The survivor portion of the registry is published in book form by the American Gathering as the National Registry of Jewish Holocaust Survivors. It is available at Holocaust research centers and major Jewish and Holocaust libraries throughout the world. The book is organized in three sections. Section I is an alphabetical list of survivors, which includes cross references for names before the war. Section II is arranged alphabetically by town of birth or town before the war. Section III is arranged alphabetically by place of incarceration. If a person was in more than one location during the war, there would be multiple entries, one for each location. People are listed in Sections II and III by current names as well as names before and during the war. As the database grows, the book is reissued to reflect the latest information. The organization accepts inquiries but will not divulge the address of any person on their list. Instead, staff will forward a letter written to a specific individual. If the survivor is no longer alive, contact can often be made through the children, whose names and addresses are on file.

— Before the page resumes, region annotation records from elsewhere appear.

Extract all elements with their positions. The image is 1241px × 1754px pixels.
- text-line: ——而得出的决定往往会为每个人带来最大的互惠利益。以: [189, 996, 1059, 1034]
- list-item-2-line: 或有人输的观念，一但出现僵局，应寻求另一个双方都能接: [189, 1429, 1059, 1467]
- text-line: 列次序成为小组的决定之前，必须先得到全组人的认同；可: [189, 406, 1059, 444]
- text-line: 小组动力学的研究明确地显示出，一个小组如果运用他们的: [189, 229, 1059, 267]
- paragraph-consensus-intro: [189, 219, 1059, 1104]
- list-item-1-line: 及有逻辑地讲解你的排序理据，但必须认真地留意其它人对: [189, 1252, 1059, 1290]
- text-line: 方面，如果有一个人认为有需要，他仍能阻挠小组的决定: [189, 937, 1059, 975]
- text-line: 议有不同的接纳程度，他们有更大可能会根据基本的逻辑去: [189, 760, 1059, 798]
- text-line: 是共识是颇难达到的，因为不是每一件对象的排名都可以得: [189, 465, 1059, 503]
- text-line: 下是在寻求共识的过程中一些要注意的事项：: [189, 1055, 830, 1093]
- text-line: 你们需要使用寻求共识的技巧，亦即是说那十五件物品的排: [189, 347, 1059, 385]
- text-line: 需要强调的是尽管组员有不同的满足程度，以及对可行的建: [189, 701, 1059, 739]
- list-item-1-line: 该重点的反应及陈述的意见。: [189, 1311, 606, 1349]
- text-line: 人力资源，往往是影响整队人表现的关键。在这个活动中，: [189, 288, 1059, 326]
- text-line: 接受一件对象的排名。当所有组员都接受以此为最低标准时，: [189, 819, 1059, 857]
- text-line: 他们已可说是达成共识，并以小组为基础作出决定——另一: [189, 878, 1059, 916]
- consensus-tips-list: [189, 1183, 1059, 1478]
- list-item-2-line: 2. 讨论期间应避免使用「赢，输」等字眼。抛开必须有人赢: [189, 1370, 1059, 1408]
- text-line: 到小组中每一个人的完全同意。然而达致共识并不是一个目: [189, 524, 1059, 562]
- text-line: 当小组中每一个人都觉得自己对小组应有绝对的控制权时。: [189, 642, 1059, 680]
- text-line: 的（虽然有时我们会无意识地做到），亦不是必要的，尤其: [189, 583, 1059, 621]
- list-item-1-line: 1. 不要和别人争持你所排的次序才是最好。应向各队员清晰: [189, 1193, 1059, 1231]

Hebrew Immigrant Aid Society (HIAS) Location Service, 333 Seventh Avenue, New York, NY 10001. Telephone: (212) 613-1424; fax: (212) 967-4442. HIAS is a Jewish social service organization that has helped Jewish immigrants settle within the United States since before the turn of the century. In the period after World War II, it helped no fewer than 75,000 Holocaust families who came to the U.S. HIAS has index cards for each family showing the names of all the persons in the household, ages, town of origin and names of potential contacts within the U.S. They also have case files for each family helped. The information on the index cards is publicly available; the case files themselves are most likely considered private to the individuals helped. If there is a strong need to know, there is a possibility that HIAS will provide information in the case file. HIAS requests that you provide the person's name, birth date, birth place, country of emigration and when last contact occurred. The cost is $25 per search request.

Federation of Jewish Communities, Belgrade, Yugoslavia. Note: fax, do not write. Their fax number is 38+111-662-674.